多晶硅太阳电池表面激光电化学复合阵列织构机理研究

The utilization of solar energy has become a hot-spot of research on new energy. In order to solve the problem of low photoelectric conversion efficiency for multicrystalline silicon solar cells in photovoltaic industry, a new hybrid texturing method combined of laser etching and electrochemical machining has been developed based on the research of the array texturing mechanism. The new process can overcome the defects of traditional method such as disordered distribution and low repeatability. It can effectively reduce the reflectivity of multicrystalline silicon solar cells with high quality texturing of precision controlled and ordered light traps. The mechanism of the hybrid texturing method was revealed by the research on three scientific issues. The issues include the forming law of minimally machining on the surface of multicrystalline silicon with laser machining in liquid environment, the influencing law of the free-carrier generated from the laser-induced multicrystalline silicon on anodic dissolution, and the enhancement effect of ECM actions by the rapid dissolution for passive oxide films with laser irradiation. On the basis of above-mentioned theoretical studies, the advantages of laser etching and ECM were complementary on the object of typical polycrystalline silicon with optimization of process parameters and coordination the actions of the two processes.
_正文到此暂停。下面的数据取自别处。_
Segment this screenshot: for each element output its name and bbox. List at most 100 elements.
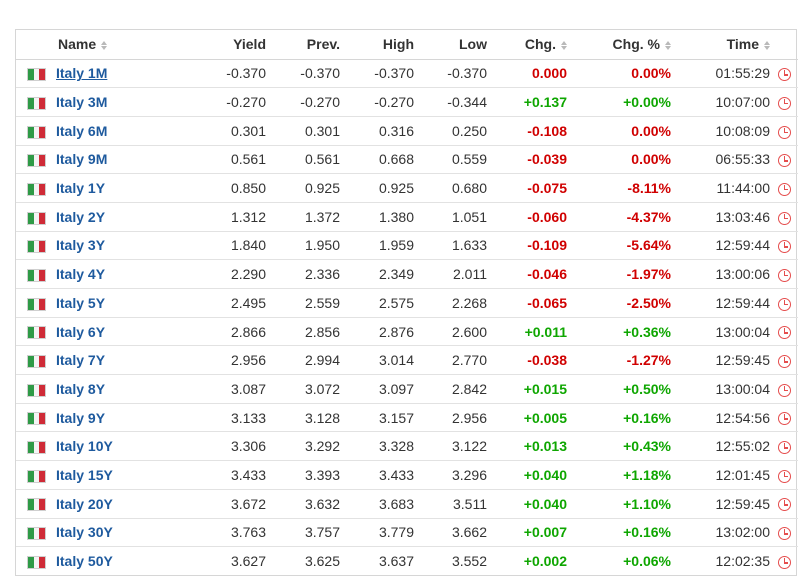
clock-icon[interactable] [777, 211, 791, 225]
bond-name-link[interactable]: Italy 4Y [56, 266, 106, 283]
chg-cell: +0.005 [523, 409, 567, 426]
clock-icon[interactable] [777, 441, 791, 455]
name-cell: Italy 5Y [56, 289, 178, 318]
clock-icon[interactable] [777, 96, 791, 110]
sort-icon[interactable] [101, 41, 108, 51]
italy-flag-icon [28, 155, 46, 167]
bond-name-link[interactable]: Italy 10Y [56, 438, 113, 455]
chg-pct-cell: 0.00% [631, 151, 671, 168]
table-row: Italy 3Y 1.840 1.950 1.959 1.633 -0.109 … [16, 231, 798, 260]
header-chg-pct[interactable]: Chg. % [567, 30, 671, 60]
bond-name-link[interactable]: Italy 9Y [56, 409, 106, 426]
time-cell: 13:02:00 [715, 524, 771, 541]
bond-name-link[interactable]: Italy 5Y [56, 294, 106, 311]
clock-icon[interactable] [777, 268, 791, 282]
flag-cell [16, 116, 56, 145]
clock-icon[interactable] [777, 355, 791, 369]
bond-name-link[interactable]: Italy 15Y [56, 466, 113, 483]
header-name[interactable]: Name [56, 30, 178, 60]
low-cell: -0.370 [447, 65, 487, 82]
clock-cell [770, 403, 798, 432]
bond-name-link[interactable]: Italy 3Y [56, 237, 106, 254]
high-cell: 0.668 [378, 151, 414, 168]
bond-name-link[interactable]: Italy 1M [56, 65, 108, 82]
clock-icon[interactable] [777, 412, 791, 426]
chg-pct-cell: +0.06% [623, 553, 671, 570]
italy-flag-icon [28, 327, 46, 339]
chg-cell: -0.060 [527, 208, 567, 225]
clock-icon[interactable] [777, 469, 791, 483]
header-chg[interactable]: Chg. [487, 30, 567, 60]
table-row: Italy 20Y 3.672 3.632 3.683 3.511 +0.040… [16, 489, 798, 518]
high-cell: 3.683 [378, 495, 414, 512]
bond-name-link[interactable]: Italy 6M [56, 122, 108, 139]
clock-icon[interactable] [777, 297, 791, 311]
bond-name-link[interactable]: Italy 7Y [56, 352, 106, 369]
chg-pct-cell: +0.00% [623, 94, 671, 111]
prev-cell: 3.393 [304, 466, 340, 483]
flag-cell [16, 174, 56, 203]
header-time[interactable]: Time [671, 30, 770, 60]
clock-icon[interactable] [777, 68, 791, 82]
clock-icon[interactable] [777, 527, 791, 541]
table-row: Italy 15Y 3.433 3.393 3.433 3.296 +0.040… [16, 461, 798, 490]
bond-name-link[interactable]: Italy 20Y [56, 495, 113, 512]
italy-flag-icon [28, 384, 46, 396]
flag-cell [16, 375, 56, 404]
clock-cell [770, 346, 798, 375]
clock-icon[interactable] [777, 240, 791, 254]
clock-icon[interactable] [777, 383, 791, 397]
clock-cell [770, 174, 798, 203]
clock-cell [770, 289, 798, 318]
prev-cell: -0.370 [300, 65, 340, 82]
bond-name-link[interactable]: Italy 3M [56, 94, 108, 111]
yield-cell: 0.301 [230, 122, 266, 139]
clock-icon[interactable] [777, 182, 791, 196]
bond-name-link[interactable]: Italy 2Y [56, 208, 106, 225]
clock-icon[interactable] [777, 326, 791, 340]
clock-icon[interactable] [777, 556, 791, 570]
sort-icon[interactable] [561, 41, 567, 51]
chg-cell: 0.000 [531, 65, 567, 82]
clock-cell [770, 260, 798, 289]
table-row: Italy 10Y 3.306 3.292 3.328 3.122 +0.013… [16, 432, 798, 461]
name-cell: Italy 6Y [56, 317, 178, 346]
clock-icon[interactable] [777, 498, 791, 512]
bond-name-link[interactable]: Italy 9M [56, 151, 108, 168]
yield-cell: 2.866 [230, 323, 266, 340]
prev-cell: 0.925 [304, 180, 340, 197]
italy-flag-icon [28, 212, 46, 224]
chg-pct-cell: 0.00% [631, 65, 671, 82]
chg-cell: -0.065 [527, 294, 567, 311]
yield-cell: 2.290 [230, 266, 266, 283]
high-cell: 3.328 [378, 438, 414, 455]
prev-cell: 1.950 [304, 237, 340, 254]
bond-name-link[interactable]: Italy 50Y [56, 553, 113, 570]
low-cell: 0.559 [451, 151, 487, 168]
flag-cell [16, 403, 56, 432]
table-row: Italy 4Y 2.290 2.336 2.349 2.011 -0.046 … [16, 260, 798, 289]
flag-cell [16, 346, 56, 375]
sort-icon[interactable] [665, 41, 671, 51]
yield-cell: 0.850 [230, 180, 266, 197]
clock-cell [770, 317, 798, 346]
italy-flag-icon [28, 126, 46, 138]
italy-flag-icon [28, 442, 46, 454]
low-cell: 2.600 [451, 323, 487, 340]
bond-name-link[interactable]: Italy 1Y [56, 180, 106, 197]
sort-icon[interactable] [764, 41, 770, 51]
clock-icon[interactable] [777, 125, 791, 139]
table-row: Italy 6M 0.301 0.301 0.316 0.250 -0.108 … [16, 116, 798, 146]
clock-icon[interactable] [777, 154, 791, 168]
bond-name-link[interactable]: Italy 6Y [56, 323, 106, 340]
low-cell: 3.662 [451, 524, 487, 541]
table-header-row: Name Yield Prev. High Low Chg. Chg. % Ti… [16, 30, 798, 60]
chg-pct-cell: +1.18% [623, 466, 671, 483]
flag-cell [16, 260, 56, 289]
bond-name-link[interactable]: Italy 30Y [56, 524, 113, 541]
high-cell: -0.370 [374, 65, 414, 82]
table-row: Italy 6Y 2.866 2.856 2.876 2.600 +0.011 … [16, 317, 798, 346]
time-cell: 12:55:02 [715, 438, 771, 455]
clock-cell [770, 145, 798, 174]
bond-name-link[interactable]: Italy 8Y [56, 380, 106, 397]
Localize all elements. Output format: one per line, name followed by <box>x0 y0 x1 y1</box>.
Then the ideal array optical traps have been machined on the surface of polycrystalline silicon solar cell with the new process. The correspondence between the reflectivity of the polycrystalline silicon surface and the geometric characteristics of array traps was established with morphology scanning and photoelectric detection. All of the research on this project will provide the theoretical guidance for the development of new efficient texturing technology on multicrystalline silicon solar cells.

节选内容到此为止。